A$AP Rocky- At. Long. Last. A$AP.

by Sam Watson

A$AP Rocky's new album offers slower beats and trippy synths, but reviewer Sam Watson says it doesn't quite live up to his debut.

A$AP Rocky, 26 year old rapper from Harlem, New York, has just released his second album, At. Long. Last. A$AP or ALLA, a week earlier that he originally announced and after a two year gap since the release of his chart topping first record Long. Live. A$AP. He is the leader of the A$AP Mob, a group of likeminded musicians who have produced talent such as A$AP Ferg. The mobs co-founder and main producer for Rocky, A$AP Yams, was found dead earlier this year. His death has been sighted as one of the biggest influences behind the album.

As a whole the album seems to be taking Rocky in a new direction. He shows off a lot more musical talent than in his first album and the overall feel is a lot more professional with a better sound all round. His beats are generally a lot slower instead of the fast trap beats on Long. Live. A$AP. and his lyrics a lot more defined. Both of Rocky’s albums have been full of high-profile collaborators, with his first release featuring Lana Del Ray and long time friend Rihanna, and ALLA featuring Kanye West and Mos Def, to names just two.

One of my favourite track is Electric Body, featuring Schoolboy Q. The rappers’ styles really complement each other and the beat they have produced together is on point; certainly a highlight of the album. Another of my favourite songs is Everyday, featuring Rod Stewart, Miguel, and Mark Ronson. How A$AP convinced that group of artists to make a song together I shall never know, but this unlikely group of artist has found a sound that fits them all and works incredibly well as a song. Personally I think as soon as Mark Ronson is involved in something you know it’s going to be good – that man is a musical magician and Everyday is evidence of this. The album’s opener, Holy Ghost, which has sampled a lead guitar track from the country rock band Lucero, is one of the best songs on the album; it again combines unlikely genres and works well.

Unfortunately, apart from the songs mentioned previously this album isn’t that great. Rocky is clearly trying something new and taking a more psychedelic approach to his music but it isn’t working that well. Jukebox Joints with Kanye just doesn’t work, with random breaks and cuts and a horrible brass backing for Mr West’s verse; I would certainly expect better from both of the artists involved.

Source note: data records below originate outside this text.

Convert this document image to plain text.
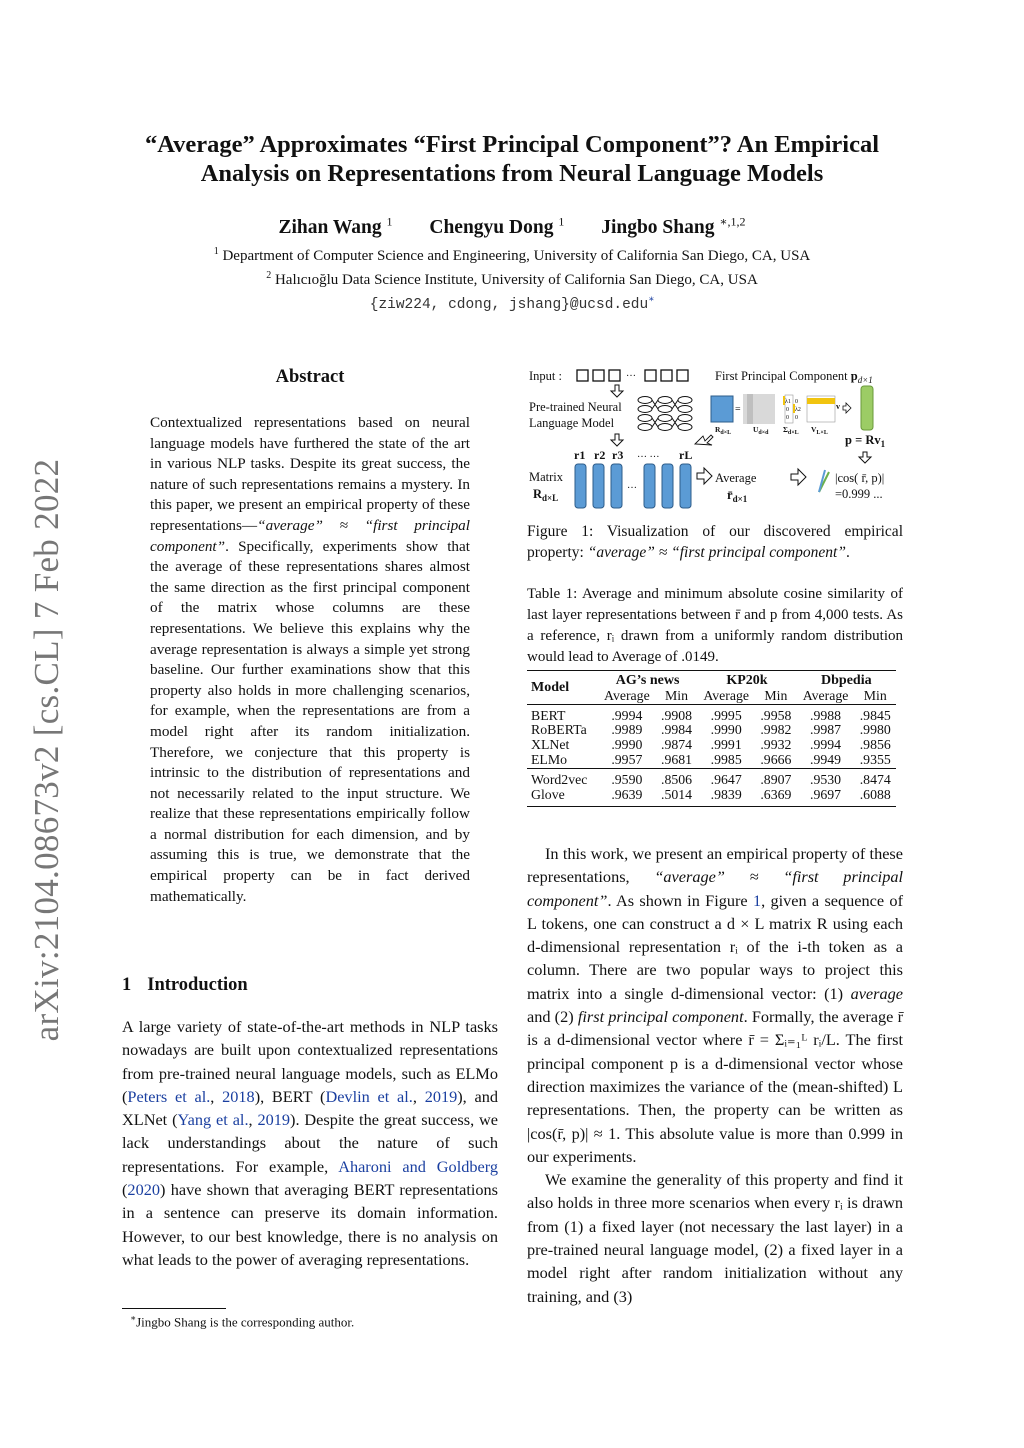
arXiv:2104.08673v2 [cs.CL] 7 Feb 2022
“Average” Approximates “First Principal Component”? An Empirical
Analysis on Representations from Neural Language Models
Zihan Wang $^1$ Chengyu Dong $^1$ Jingbo Shang $^{∗,1,2}$
$^1$ Department of Computer Science and Engineering, University of California San Diego, CA, USA
$^2$ Halıcıoğlu Data Science Institute, University of California San Diego, CA, USA
{ziw224, cdong, jshang}@ucsd.edu∗
Abstract
Contextualized representations based on neural language models have furthered the state of the art in various NLP tasks. Despite its great success, the nature of such representations remains a mystery. In this paper, we present an empirical property of these representations—“average” ≈ “first principal component”. Specifically, experiments show that the average of these representations shares almost the same direction as the first principal component of the matrix whose columns are these representations. We believe this explains why the average representation is always a simple yet strong baseline. Our further examinations show that this property also holds in more challenging scenarios, for example, when the representations are from a model right after its random initialization. Therefore, we conjecture that this property is intrinsic to the distribution of representations and not necessarily related to the input structure. We realize that these representations empirically follow a normal distribution for each dimension, and by assuming this is true, we demonstrate that the empirical property can be in fact derived mathematically.
1 Introduction
A large variety of state-of-the-art methods in NLP tasks nowadays are built upon contextualized representations from pre-trained neural language models, such as ELMo (Peters et al., 2018), BERT (Devlin et al., 2019), and XLNet (Yang et al., 2019). Despite the great success, we lack understandings about the nature of such representations. For example, Aharoni and Goldberg (2020) have shown that averaging BERT representations in a sentence can preserve its domain information. However, to our best knowledge, there is no analysis on what leads to the power of averaging representations.
∗Jingbo Shang is the corresponding author.
Input :	…
Pre-trained Neural
Language Model
r1 r2 r3 … … rL
…
Matrix
$R_{d\times L}$
Average
$r̄_{d\times 1}$
|cos( r̄, p)|
=0.999 ...
First Principal Component $p_{d\times 1}$
=
λ1
0
0
0
λ2
0
v
$R_{d\times L}$	$U_{d\times d}$ $\Sigma_{d\times L}$ $V_{L\times L}$ $p = Rv_1$
Figure 1: Visualization of our discovered empirical property: “average” ≈ “first principal component”.
Table 1: Average and minimum absolute cosine similarity of last layer representations between r̄ and p from 4,000 tests. As a reference, rᵢ drawn from a uniformly random distribution would lead to Average of .0149.
Model	AG’s news		KP20k		Dbpedia	
	Average	Min	Average	Min	Average	Min
BERT	.9994	.9908	.9995	.9958	.9988	.9845
RoBERTa	.9989	.9984	.9990	.9982	.9987	.9980
XLNet	.9990	.9874	.9991	.9932	.9994	.9856
ELMo	.9957	.9681	.9985	.9666	.9949	.9355
Word2vec	.9590	.8506	.9647	.8907	.9530	.8474
Glove	.9639	.5014	.9839	.6369	.9697	.6088

In this work, we present an empirical property of these representations, “average” ≈ “first principal component”. As shown in Figure 1, given a sequence of L tokens, one can construct a d × L matrix R using each d-dimensional representation rᵢ of the i-th token as a column. There are two popular ways to project this matrix into a single d-dimensional vector: (1) average and (2) first principal component. Formally, the average r̄ is a d-dimensional vector where r̄ = Σᵢ₌₁ᴸ rᵢ/L. The first principal component p is a d-dimensional vector whose direction maximizes the variance of the (mean-shifted) L representations. Then, the property can be written as |cos(r̄, p)| ≈ 1. This absolute value is more than 0.999 in our experiments.

We examine the generality of this property and find it also holds in three more scenarios when every rᵢ is drawn from (1) a fixed layer (not necessary the last layer) in a pre-trained neural language model, (2) a fixed layer in a model right after random initialization without any training, and (3)
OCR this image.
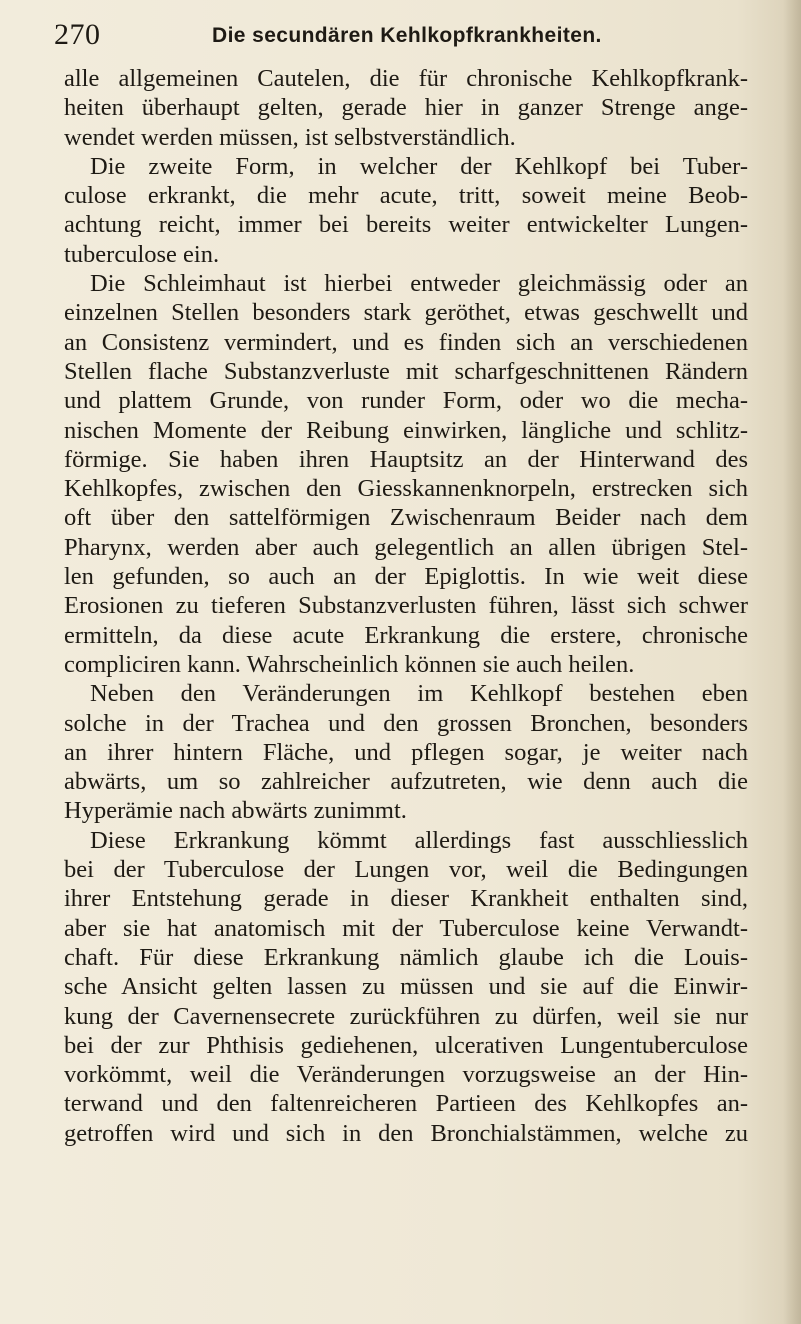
270	Die secundären Kehlkopfkrankheiten.
alle allgemeinen Cautelen, die für chronische Kehlkopfkrank-
heiten überhaupt gelten, gerade hier in ganzer Strenge ange-
wendet werden müssen, ist selbstverständlich.
Die zweite Form, in welcher der Kehlkopf bei Tuber-
culose erkrankt, die mehr acute, tritt, soweit meine Beob-
achtung reicht, immer bei bereits weiter entwickelter Lungen-
tuberculose ein.
Die Schleimhaut ist hierbei entweder gleichmässig oder an
einzelnen Stellen besonders stark geröthet, etwas geschwellt und
an Consistenz vermindert, und es finden sich an verschiedenen
Stellen flache Substanzverluste mit scharfgeschnittenen Rändern
und plattem Grunde, von runder Form, oder wo die mecha-
nischen Momente der Reibung einwirken, längliche und schlitz-
förmige. Sie haben ihren Hauptsitz an der Hinterwand des
Kehlkopfes, zwischen den Giesskannenknorpeln, erstrecken sich
oft über den sattelförmigen Zwischenraum Beider nach dem
Pharynx, werden aber auch gelegentlich an allen übrigen Stel-
len gefunden, so auch an der Epiglottis. In wie weit diese
Erosionen zu tieferen Substanzverlusten führen, lässt sich schwer
ermitteln, da diese acute Erkrankung die erstere, chronische
compliciren kann. Wahrscheinlich können sie auch heilen.
Neben den Veränderungen im Kehlkopf bestehen eben
solche in der Trachea und den grossen Bronchen, besonders
an ihrer hintern Fläche, und pflegen sogar, je weiter nach
abwärts, um so zahlreicher aufzutreten, wie denn auch die
Hyperämie nach abwärts zunimmt.
Diese Erkrankung kömmt allerdings fast ausschliesslich
bei der Tuberculose der Lungen vor, weil die Bedingungen
ihrer Entstehung gerade in dieser Krankheit enthalten sind,
aber sie hat anatomisch mit der Tuberculose keine Verwandt-
chaft. Für diese Erkrankung nämlich glaube ich die Louis-
sche Ansicht gelten lassen zu müssen und sie auf die Einwir-
kung der Cavernensecrete zurückführen zu dürfen, weil sie nur
bei der zur Phthisis gediehenen, ulcerativen Lungentuberculose
vorkömmt, weil die Veränderungen vorzugsweise an der Hin-
terwand und den faltenreicheren Partieen des Kehlkopfes an-
getroffen wird und sich in den Bronchialstämmen, welche zu
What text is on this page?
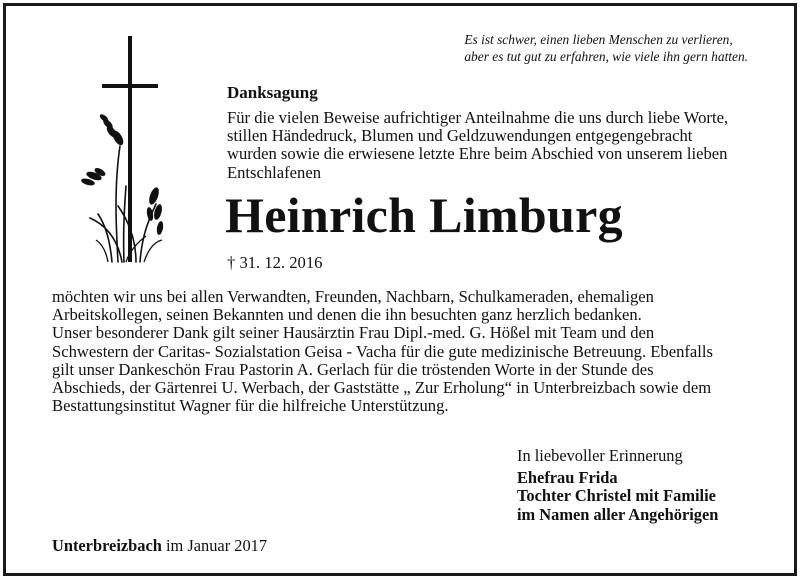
Es ist schwer, einen lieben Menschen zu verlieren,
aber es tut gut zu erfahren, wie viele ihn gern hatten.
Danksagung
Für die vielen Beweise aufrichtiger Anteilnahme die uns durch liebe Worte,
stillen Händedruck, Blumen und Geldzuwendungen entgegengebracht
wurden sowie die erwiesene letzte Ehre beim Abschied von unserem lieben
Entschlafenen
Heinrich Limburg
† 31. 12. 2016
möchten wir uns bei allen Verwandten, Freunden, Nachbarn, Schulkameraden, ehemaligen
Arbeitskollegen, seinen Bekannten und denen die ihn besuchten ganz herzlich bedanken.
Unser besonderer Dank gilt seiner Hausärztin Frau Dipl.-med. G. Hößel mit Team und den
Schwestern der Caritas- Sozialstation Geisa - Vacha für die gute medizinische Betreuung. Ebenfalls
gilt unser Dankeschön Frau Pastorin A. Gerlach für die tröstenden Worte in der Stunde des
Abschieds, der Gärtenrei U. Werbach, der Gaststätte „ Zur Erholung“ in Unterbreizbach sowie dem
Bestattungsinstitut Wagner für die hilfreiche Unterstützung.
In liebevoller Erinnerung
Ehefrau Frida
Tochter Christel mit Familie
im Namen aller Angehörigen
Unterbreizbach im Januar 2017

Personally I much preferred Rocky’s first album and, apart from a small selection of songs, this album isn’t for me. If you liked his first released but maybe would appreciate some slower drums and trippy synths then this could be right up your street. Rocky’s voice is starting to show it’s limitations and the vast amount of features on this album maybe highlights this. Over the last two years Rocky has been concentrating on a lot of other projects and touring constantly, both on his own headline tours and as the support for Rihanna. He plays a major role in the film Drop and also has been focusing very publically on fashion. I wouldn’t say the album has necessarily been majorly affected by this, but could have perhaps benefitted slightly without all the distractions.